Opini

Sejarah Perkembangan Migas di Eropa dan Asia (Part 3)

Oleh: Arcandra Tahar*

Channel9.id-Jakarta. Setelah membahas bagaimana lahirnya industri migas di Amerika Serikat (AS), sekarang kita akan melihat respon dari negara-negara Eropa. Tahun 1862 kerosene dari Standard Oil sudah sampai di kota St. Petersburg Rusia. Kerosene menjadi barang yang sangat berharga untuk bahan bakar lampu teplok sebagai penerang karena periode malam hari di wilayah itu lebih panjang daripada siang.

Meningkatnya kebutuhan kerosene membuat keluarga Nobel yang pindah dari Swedia ke St. Petersburg menjadi pelopor industri migas di Eropa. Mungkin banyak yang bertanya apakah keluarga Nobel ini ada hubungan dengan pemberian penghargaan Nobel setiap tahun untuk ilmuwan yang berkontribusi terhadap kemajuan peradaban manusia?
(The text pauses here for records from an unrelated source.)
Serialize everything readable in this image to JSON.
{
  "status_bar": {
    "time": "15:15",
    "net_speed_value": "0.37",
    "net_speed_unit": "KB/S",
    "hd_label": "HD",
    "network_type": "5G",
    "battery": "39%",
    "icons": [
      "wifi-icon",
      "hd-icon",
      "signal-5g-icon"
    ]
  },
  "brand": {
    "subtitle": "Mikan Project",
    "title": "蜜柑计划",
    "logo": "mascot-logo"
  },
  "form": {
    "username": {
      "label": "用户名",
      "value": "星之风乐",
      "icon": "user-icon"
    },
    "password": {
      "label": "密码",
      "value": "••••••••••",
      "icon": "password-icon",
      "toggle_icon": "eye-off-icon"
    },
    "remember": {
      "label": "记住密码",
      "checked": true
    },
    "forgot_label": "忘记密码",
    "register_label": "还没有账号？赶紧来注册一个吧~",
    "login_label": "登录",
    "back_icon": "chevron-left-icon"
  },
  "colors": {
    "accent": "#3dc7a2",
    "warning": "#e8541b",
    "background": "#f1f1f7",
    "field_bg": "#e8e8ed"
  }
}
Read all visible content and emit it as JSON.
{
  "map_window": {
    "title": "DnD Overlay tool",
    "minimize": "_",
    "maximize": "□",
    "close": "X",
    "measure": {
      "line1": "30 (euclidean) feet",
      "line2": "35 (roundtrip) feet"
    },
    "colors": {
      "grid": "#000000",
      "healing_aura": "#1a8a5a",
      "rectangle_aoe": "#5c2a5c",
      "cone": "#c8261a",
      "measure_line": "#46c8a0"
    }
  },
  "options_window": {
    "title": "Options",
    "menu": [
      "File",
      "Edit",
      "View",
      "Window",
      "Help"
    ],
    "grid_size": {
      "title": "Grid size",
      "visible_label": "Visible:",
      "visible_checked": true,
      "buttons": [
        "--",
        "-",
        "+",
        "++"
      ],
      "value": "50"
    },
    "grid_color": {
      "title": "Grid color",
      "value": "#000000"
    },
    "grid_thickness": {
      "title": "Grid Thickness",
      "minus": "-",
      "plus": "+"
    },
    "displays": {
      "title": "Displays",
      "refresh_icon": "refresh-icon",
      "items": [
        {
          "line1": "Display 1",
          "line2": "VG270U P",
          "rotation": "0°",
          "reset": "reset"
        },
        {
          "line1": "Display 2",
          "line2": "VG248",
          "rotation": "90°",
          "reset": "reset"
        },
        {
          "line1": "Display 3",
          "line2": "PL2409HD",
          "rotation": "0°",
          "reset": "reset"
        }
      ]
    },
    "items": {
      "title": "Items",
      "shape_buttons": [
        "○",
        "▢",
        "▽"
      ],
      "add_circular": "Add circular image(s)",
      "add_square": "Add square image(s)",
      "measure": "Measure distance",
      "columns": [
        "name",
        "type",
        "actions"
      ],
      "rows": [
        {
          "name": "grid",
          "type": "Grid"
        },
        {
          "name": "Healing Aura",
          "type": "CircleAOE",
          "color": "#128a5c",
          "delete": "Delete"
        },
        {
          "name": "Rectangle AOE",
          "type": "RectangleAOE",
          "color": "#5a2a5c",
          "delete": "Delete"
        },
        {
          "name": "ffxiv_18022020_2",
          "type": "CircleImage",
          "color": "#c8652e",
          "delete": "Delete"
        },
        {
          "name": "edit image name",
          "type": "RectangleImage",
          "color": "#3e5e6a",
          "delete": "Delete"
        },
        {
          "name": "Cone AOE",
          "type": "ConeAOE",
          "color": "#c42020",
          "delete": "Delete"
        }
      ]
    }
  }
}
Benar, keluarga Nobel memulai bisnis dan pengembangan teknologi dari sektor migas. Kalau di AS ada John D. Rockefeller sementara di Eropa ada keluarga Nobel.

Baku, Azerbaijan adalah kota pertama yang memproduksi minyak di Eropa. Robert Nobel putra tertua dari Immanuel Nobel pindah ke Baku untuk memulai bisnis refinery yang menghasilkan kerosene. Hingga tahun 1880, sudah ada sekitar 200 refinery yang beroperasi di Baku.

Dengan semakin berlimpahnya kerosene, penjualan ke Eropa Barat perlu diintensifkan, maka dibangunlah rel kereta dari Baku ke Eropa Barat. Tapi dalam pembangunannya proyek ini mengalami masalah keuangan. Disinilah mulai terlibat keluarga Rothschild di industri migas sebagai penyandang dana. Keluarga Rothschild mendirikan perusahaan minyak dengan nama Bnito. Keluarga ini juga yang mensponsori settlement Yahudi di Palestina.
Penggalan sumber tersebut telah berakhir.